FlexMem, while training-free, depends on the quality of underlying MLLM cross-modal alignment and attention maps. Potential areas for further exploration include:

• Injecting explicit temporal reasoning or hierarchical memory for further scalability.
• End-to-end differentiable memory read-write strategies, tightly coupled with model training, for specialized domains.
• Extension of the dual-pathway approach to audio and sensor modalities, generalizing to all forms of multimodal sequential reasoning.

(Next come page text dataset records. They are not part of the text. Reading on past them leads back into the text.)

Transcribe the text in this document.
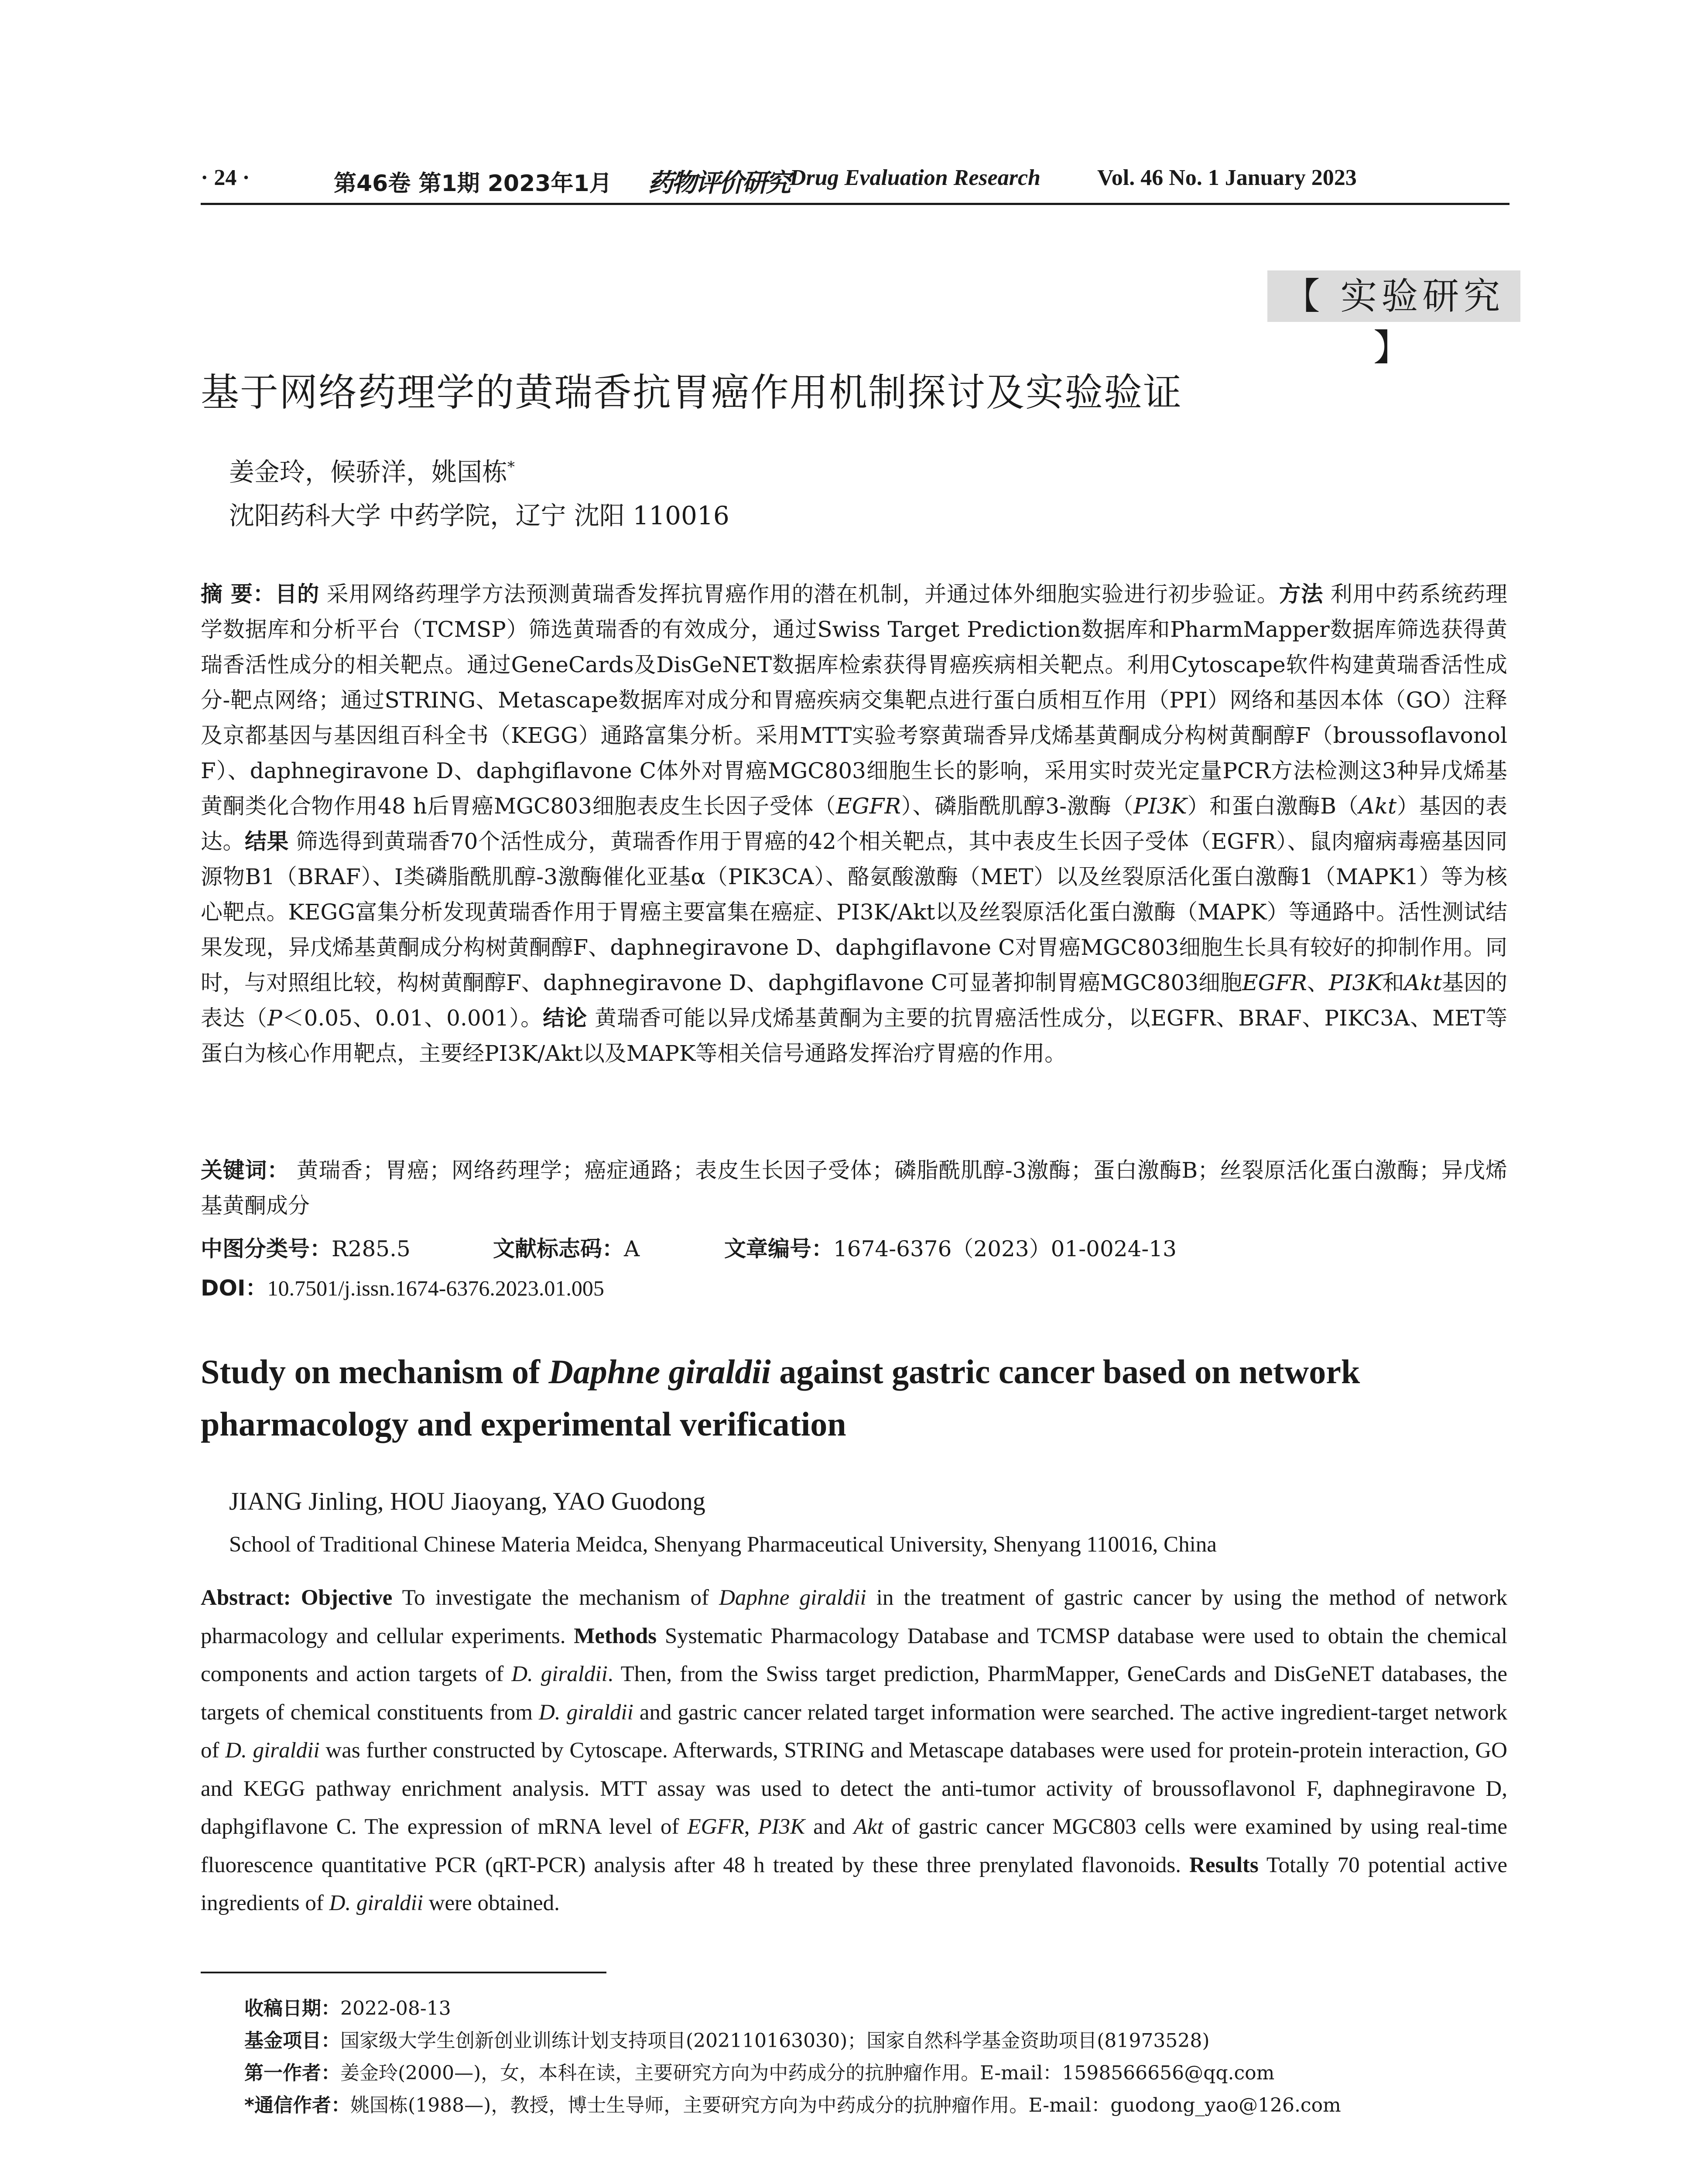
· 24 ·	第46卷 第1期 2023年1月	Drug Evaluation Research	Vol. 46 No. 1 January 2023
药物评价研究
【 实验研究 】
基于网络药理学的黄瑞香抗胃癌作用机制探讨及实验验证
姜金玲，候骄洋，姚国栋*
沈阳药科大学 中药学院，辽宁 沈阳 110016
摘 要：目的 采用网络药理学方法预测黄瑞香发挥抗胃癌作用的潜在机制，并通过体外细胞实验进行初步验证。方法 利用中药系统药理学数据库和分析平台（TCMSP）筛选黄瑞香的有效成分，通过Swiss Target Prediction数据库和PharmMapper数据库筛选获得黄瑞香活性成分的相关靶点。通过GeneCards及DisGeNET数据库检索获得胃癌疾病相关靶点。利用Cytoscape软件构建黄瑞香活性成分-靶点网络；通过STRING、Metascape数据库对成分和胃癌疾病交集靶点进行蛋白质相互作用（PPI）网络和基因本体（GO）注释及京都基因与基因组百科全书（KEGG）通路富集分析。采用MTT实验考察黄瑞香异戊烯基黄酮成分构树黄酮醇F（broussoflavonol F）、daphnegiravone D、daphgiflavone C体外对胃癌MGC803细胞生长的影响，采用实时荧光定量PCR方法检测这3种异戊烯基黄酮类化合物作用48 h后胃癌MGC803细胞表皮生长因子受体（EGFR）、磷脂酰肌醇3-激酶（PI3K）和蛋白激酶B（Akt）基因的表达。结果 筛选得到黄瑞香70个活性成分，黄瑞香作用于胃癌的42个相关靶点，其中表皮生长因子受体（EGFR）、鼠肉瘤病毒癌基因同源物B1（BRAF）、I类磷脂酰肌醇-3激酶催化亚基α（PIK3CA）、酪氨酸激酶（MET）以及丝裂原活化蛋白激酶1（MAPK1）等为核心靶点。KEGG富集分析发现黄瑞香作用于胃癌主要富集在癌症、PI3K/Akt以及丝裂原活化蛋白激酶（MAPK）等通路中。活性测试结果发现，异戊烯基黄酮成分构树黄酮醇F、daphnegiravone D、daphgiflavone C对胃癌MGC803细胞生长具有较好的抑制作用。同时，与对照组比较，构树黄酮醇F、daphnegiravone D、daphgiflavone C可显著抑制胃癌MGC803细胞EGFR、PI3K和Akt基因的表达（P＜0.05、0.01、0.001）。结论 黄瑞香可能以异戊烯基黄酮为主要的抗胃癌活性成分，以EGFR、BRAF、PIKC3A、MET等蛋白为核心作用靶点，主要经PI3K/Akt以及MAPK等相关信号通路发挥治疗胃癌的作用。
关键词： 黄瑞香；胃癌；网络药理学；癌症通路；表皮生长因子受体；磷脂酰肌醇-3激酶；蛋白激酶B；丝裂原活化蛋白激酶；异戊烯基黄酮成分
中图分类号：R285.5	文献标志码：A	文章编号：1674-6376（2023）01-0024-13
DOI：10.7501/j.issn.1674-6376.2023.01.005
Study on mechanism of Daphne giraldii against gastric cancer based on network pharmacology and experimental verification
JIANG Jinling, HOU Jiaoyang, YAO Guodong
School of Traditional Chinese Materia Meidca, Shenyang Pharmaceutical University, Shenyang 110016, China
Abstract: Objective To investigate the mechanism of Daphne giraldii in the treatment of gastric cancer by using the method of network pharmacology and cellular experiments. Methods Systematic Pharmacology Database and TCMSP database were used to obtain the chemical components and action targets of D. giraldii. Then, from the Swiss target prediction, PharmMapper, GeneCards and DisGeNET databases, the targets of chemical constituents from D. giraldii and gastric cancer related target information were searched. The active ingredient-target network of D. giraldii was further constructed by Cytoscape. Afterwards, STRING and Metascape databases were used for protein-protein interaction, GO and KEGG pathway enrichment analysis. MTT assay was used to detect the anti-tumor activity of broussoflavonol F, daphnegiravone D, daphgiflavone C. The expression of mRNA level of EGFR, PI3K and Akt of gastric cancer MGC803 cells were examined by using real-time fluorescence quantitative PCR (qRT-PCR) analysis after 48 h treated by these three prenylated flavonoids. Results Totally 70 potential active ingredients of D. giraldii were obtained.
收稿日期：2022-08-13
基金项目：国家级大学生创新创业训练计划支持项目(202110163030)；国家自然科学基金资助项目(81973528)
第一作者：姜金玲(2000—)，女，本科在读，主要研究方向为中药成分的抗肿瘤作用。E-mail：1598566656@qq.com
*通信作者：姚国栋(1988—)，教授，博士生导师，主要研究方向为中药成分的抗肿瘤作用。E-mail：guodong_yao@126.com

Beyond these, the methodology suggests broader directions in lifelong and continual learning for MLLMs and robust handling of data streams with variable semantics and noise.

Conclusion

FlexMem marks an advance in the long-standing challenge of long video understanding for MLLMs by introducing a principled, efficient, and model-agnostic visual memory abstraction. It achieves measurable performance improvements under realistic hardware constraints and enables previously infeasible long-horizon video reasoning. As MLLMs evolve towards generalist agents operating in temporally extended environments, such memory architectures are poised to become foundational, informing both theory and application of multimodal AI.

Reference: "Scaling the Long Video Understanding of Multimodal LLMs via Visual Memory Mechanism" (2603.29252).